My antiquarian sits on the edge of Amsterdam’s red light district. It has an English language section that is surprisingly literary. There, I find an anthology entitled Object Lessons: the Paris Review presents The Art of the Short Story.

How fortunate for me! I am working on a DIY study of the short story. Object Lessons consists of twenty stories originally published in The Paris Review, as selected by twenty “masters of the genre,” each of whom has added a note to explain their selection. According to the editors of Object Lessons, its purpose is not to serve as a greatest hits anthology.

Our hope is that this collection will be useful to young writers, and to others interested in literary technique. Most of all, it is intended for readers who are not (or are no longer) in the habit of reading short stories. We hope these object lessons will remind them how varied the form can be, how vital it remains, and how much pleasure it can give.

Object Lessons: the Paris Review presents The Art of the Short Story, edited by Loren Stein and Sadie Stein (Random House 2012)

Classics

Ever since I read Francine Prose’s Reading Like a Writer, I’ve been meaning to read Joy Williams. Her story “Dimmer” is the first one up in Object Lessons. Published in The Paris Review, Issue 48 in 1969, “Dimmer” is the tale of the unloved drifter Mal Vester. It opens like this:

Mal Vester had a pa who died in the Australian desert after drinking all the water from the radiator of his Land Rover. His momma had died just like the coroner said she had, even though he had lost the newspaper clipping that would have proved it. Not lost exactly. He had folded up the story and put it in the pocket of his jeans for one year and one half straight because they were the only pants he had and the paper had turned from print into lint and then into the pocket itself and then the jeans had become as thin and as grey as the egg skins his momma had put over his boils when he was little.

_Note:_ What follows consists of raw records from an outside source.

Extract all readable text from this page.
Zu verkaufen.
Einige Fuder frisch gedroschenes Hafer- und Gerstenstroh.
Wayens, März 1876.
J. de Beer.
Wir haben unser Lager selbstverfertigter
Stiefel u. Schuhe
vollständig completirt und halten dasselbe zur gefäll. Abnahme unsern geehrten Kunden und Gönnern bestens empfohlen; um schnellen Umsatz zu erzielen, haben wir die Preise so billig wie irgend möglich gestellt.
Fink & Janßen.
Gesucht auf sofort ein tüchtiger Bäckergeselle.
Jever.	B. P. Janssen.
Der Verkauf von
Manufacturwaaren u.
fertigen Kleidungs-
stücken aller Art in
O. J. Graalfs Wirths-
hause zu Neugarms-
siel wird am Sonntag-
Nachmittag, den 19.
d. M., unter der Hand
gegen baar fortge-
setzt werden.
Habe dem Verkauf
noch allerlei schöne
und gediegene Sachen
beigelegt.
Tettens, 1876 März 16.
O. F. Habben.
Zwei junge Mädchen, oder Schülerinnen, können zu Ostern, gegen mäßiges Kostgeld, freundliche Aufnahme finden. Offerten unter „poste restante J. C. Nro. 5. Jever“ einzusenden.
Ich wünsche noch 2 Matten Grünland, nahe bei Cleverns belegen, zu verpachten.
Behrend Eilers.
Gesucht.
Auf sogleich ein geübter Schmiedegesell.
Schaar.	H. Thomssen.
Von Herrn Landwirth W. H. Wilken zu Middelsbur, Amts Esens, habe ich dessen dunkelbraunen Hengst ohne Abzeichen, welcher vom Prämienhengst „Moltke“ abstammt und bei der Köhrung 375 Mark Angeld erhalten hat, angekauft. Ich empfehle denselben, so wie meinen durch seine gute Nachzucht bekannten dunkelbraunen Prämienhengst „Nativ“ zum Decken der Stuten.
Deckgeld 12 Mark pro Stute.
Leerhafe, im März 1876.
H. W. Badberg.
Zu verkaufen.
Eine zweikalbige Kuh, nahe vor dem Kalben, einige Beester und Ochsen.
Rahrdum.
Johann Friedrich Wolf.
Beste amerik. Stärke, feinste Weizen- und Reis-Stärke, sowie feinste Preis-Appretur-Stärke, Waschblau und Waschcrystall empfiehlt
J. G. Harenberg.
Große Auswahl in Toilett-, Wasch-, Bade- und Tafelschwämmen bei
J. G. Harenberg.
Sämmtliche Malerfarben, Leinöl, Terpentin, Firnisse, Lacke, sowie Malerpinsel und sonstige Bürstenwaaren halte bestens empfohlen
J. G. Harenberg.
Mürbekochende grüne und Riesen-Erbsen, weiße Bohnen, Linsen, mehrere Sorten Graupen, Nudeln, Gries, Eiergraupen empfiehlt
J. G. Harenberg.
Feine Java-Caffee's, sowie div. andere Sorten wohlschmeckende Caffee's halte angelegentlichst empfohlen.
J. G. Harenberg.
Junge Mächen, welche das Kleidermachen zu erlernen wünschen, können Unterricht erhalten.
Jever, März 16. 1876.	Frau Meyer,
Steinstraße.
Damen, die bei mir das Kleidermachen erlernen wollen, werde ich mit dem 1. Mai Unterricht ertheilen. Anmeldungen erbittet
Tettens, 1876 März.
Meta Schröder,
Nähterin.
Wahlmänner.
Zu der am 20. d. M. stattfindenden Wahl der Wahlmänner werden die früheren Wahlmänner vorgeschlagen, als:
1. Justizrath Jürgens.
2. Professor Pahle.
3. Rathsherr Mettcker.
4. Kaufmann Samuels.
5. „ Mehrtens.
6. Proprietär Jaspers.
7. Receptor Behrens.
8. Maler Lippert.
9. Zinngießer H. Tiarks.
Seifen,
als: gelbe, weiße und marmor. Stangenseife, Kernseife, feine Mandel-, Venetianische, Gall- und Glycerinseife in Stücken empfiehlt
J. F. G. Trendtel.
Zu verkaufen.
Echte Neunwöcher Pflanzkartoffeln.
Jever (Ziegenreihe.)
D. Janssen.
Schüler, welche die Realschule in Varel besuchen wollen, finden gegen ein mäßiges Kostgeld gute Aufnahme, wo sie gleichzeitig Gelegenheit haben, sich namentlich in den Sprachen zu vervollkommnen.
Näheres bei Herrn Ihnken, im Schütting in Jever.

“Dimmer” by Joy Williams in Object Lessons

This 36 page doozy of a tale contrasts with a 1000 word classic by another Prose favorite, Denis Johnson. His short story is narrated by a man known as Fuckhead who witnesses a car crash while hitchhiking (and high). This story manages to

leave out the maximum in terms of plot, setting, characterization, and authorial explanation while finding a voice whose brokenness is the reason behind the narrative deprivation, and therefore a kind of explanation itself. […] The story hasn’t told you about an experience so much as made that experience your own.

Jeffrey Eugenides on Denis Johnson’s “Car Crash While Hitchhiking” in Object Lessons

The Johnson story originally appeared in The Paris Review in 1989 and later in the short story collection entitled Jesus’ Son. It occurs to me that the only way I could find Johnson’s works is to browse the shelves of an antiquarian.

New Favorites

While it’s nice to be able to tick off ago-old items from my to-be-read list, it’s even better to discover new writers. New to me, I should add. Published in The Paris Review, Issue 145 in 1997, Steven Millhauser offers a coming-of-age story that is so lyrical, so melancholic, you’re hip-deep in his world before you know it.

In the long summers of my childhood, games flared up suddenly, burned to a brightness, and vanished forever. The summers were so long that they gradually grew longer than the whole year, they stretched out slowly beyond the edges of our lives, but at every moment of their vastness they were drawing to an end, for that’s what summers mostly did: they taunted us with endings, marched always into the long shadow thrown backward by the end of vacation.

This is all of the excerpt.